Il y a des visites diplomatiques qui relèvent du protocole. Et puis il y a celles qui tracent des lignes d’influence. Celle de Avni Nasufoski à Riyad appartient clairement à la seconde catégorie.
Dans un Moyen-Orient qui investit massivement dans la santé, la Suisse avance ses pions avec méthode.
Une entrée directe dans le cœur médical saoudien
À Riyad, l’ambassadeur suisse de la mission permanente de l’agence intergouvernementale de l’union panafricaine, Avnija Nasufoski, sédunois de coeur, a été reçu par la Société de Santé Spécialisée Médicale, un acteur installé dans le quartier stratégique d’Irqah. Au programme : visite des cliniques, inspection des laboratoires, et surtout discussions sérieuses — loin des banalités diplomatiques.
Autour de la table : Salman bin Aboud, la Dr Hind Al-Hamlān et le capitaine Fahd Al-Otaibi. Des profils qui ne sont pas là pour faire de la figuration.
L’objectif est limpide : structurer une coopération concrète dans des secteurs médicaux à forte valeur ajoutée.
La Suisse vend son savoir — et elle a de quoi faire
Il faut appeler les choses par leur nom : si la Suisse est courtisée, ce n’est pas pour ses paysages.
Switzerland s’impose depuis des décennies comme une référence mondiale en matière de technologies médicales, de précision diagnostique et de qualité des produits de santé. Ce capital, Riyad veut désormais l’importer — et surtout le reproduire localement.
Les discussions ont porté sur des domaines lourds :
- dermatologie et médecine esthétique
- dentisterie
- laboratoires médicaux
- génomique et génétique
- oncologie (diagnostic et traitement)
- maladies héréditaires
- thérapies modernes comme les perfusions intraveineuses
Autrement dit : tout ce qui structure la médecine de demain.
Derrière la diplomatie, une logique industrielle
Ce type de rencontre ne doit pas être lu naïvement. Il s’agit d’un transfert organisé de compétences, de technologies et — surtout — d’influence.

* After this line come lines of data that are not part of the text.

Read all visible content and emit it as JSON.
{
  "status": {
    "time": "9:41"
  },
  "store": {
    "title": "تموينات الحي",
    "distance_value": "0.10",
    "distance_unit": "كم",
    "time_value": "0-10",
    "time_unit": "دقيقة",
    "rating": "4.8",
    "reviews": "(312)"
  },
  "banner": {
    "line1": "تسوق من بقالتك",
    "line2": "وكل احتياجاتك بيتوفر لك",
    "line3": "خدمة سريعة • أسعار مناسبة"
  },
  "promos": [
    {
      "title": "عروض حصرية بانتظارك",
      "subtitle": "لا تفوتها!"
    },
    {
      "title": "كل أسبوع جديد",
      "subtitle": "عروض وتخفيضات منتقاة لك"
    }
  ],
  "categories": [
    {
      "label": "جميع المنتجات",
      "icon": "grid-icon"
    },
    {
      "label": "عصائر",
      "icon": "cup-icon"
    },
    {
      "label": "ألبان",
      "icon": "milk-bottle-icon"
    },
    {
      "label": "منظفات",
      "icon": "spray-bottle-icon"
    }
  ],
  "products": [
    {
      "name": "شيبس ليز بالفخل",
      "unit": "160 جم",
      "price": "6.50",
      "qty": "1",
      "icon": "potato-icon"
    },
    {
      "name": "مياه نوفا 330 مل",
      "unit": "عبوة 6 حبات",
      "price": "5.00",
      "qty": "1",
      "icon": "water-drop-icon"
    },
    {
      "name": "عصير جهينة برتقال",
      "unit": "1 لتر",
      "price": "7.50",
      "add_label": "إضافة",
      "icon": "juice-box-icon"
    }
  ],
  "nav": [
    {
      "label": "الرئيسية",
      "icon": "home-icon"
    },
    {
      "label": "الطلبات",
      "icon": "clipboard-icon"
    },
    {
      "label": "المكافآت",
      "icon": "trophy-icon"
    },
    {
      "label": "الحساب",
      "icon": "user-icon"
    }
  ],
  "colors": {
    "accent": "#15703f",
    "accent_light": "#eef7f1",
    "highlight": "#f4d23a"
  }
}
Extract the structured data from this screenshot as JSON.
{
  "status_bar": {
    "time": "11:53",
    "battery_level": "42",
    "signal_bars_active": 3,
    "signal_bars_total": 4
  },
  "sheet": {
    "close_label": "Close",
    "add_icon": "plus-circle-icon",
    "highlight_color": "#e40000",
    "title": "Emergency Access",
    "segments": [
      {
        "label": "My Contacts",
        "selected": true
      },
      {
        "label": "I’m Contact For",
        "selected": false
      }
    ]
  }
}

L’Arabie saoudite, sous l’impulsion de Mohammed bin Salman, poursuit une stratégie claire : réduire sa dépendance extérieure et bâtir une capacité médicale de pointe sur son territoire.
La proximité du projet Diriyah Gate et de Misk City n’est pas un détail. C’est un signal. Ici, on ne parle pas d’un partenariat théorique, mais d’un écosystème en construction, prêt à absorber investissements et expertise.
Une coopération qui dépasse le symbole
Les deux parties ont insisté sur un point : la qualité des partenariats. Traduction : pas de coopération cosmétique, mais des projets concrets, mesurables, rentables.
Le discours officiel évoque le transfert de connaissances et la localisation des solutions médicales. En clair : former sur place, produire sur place, maîtriser sur place.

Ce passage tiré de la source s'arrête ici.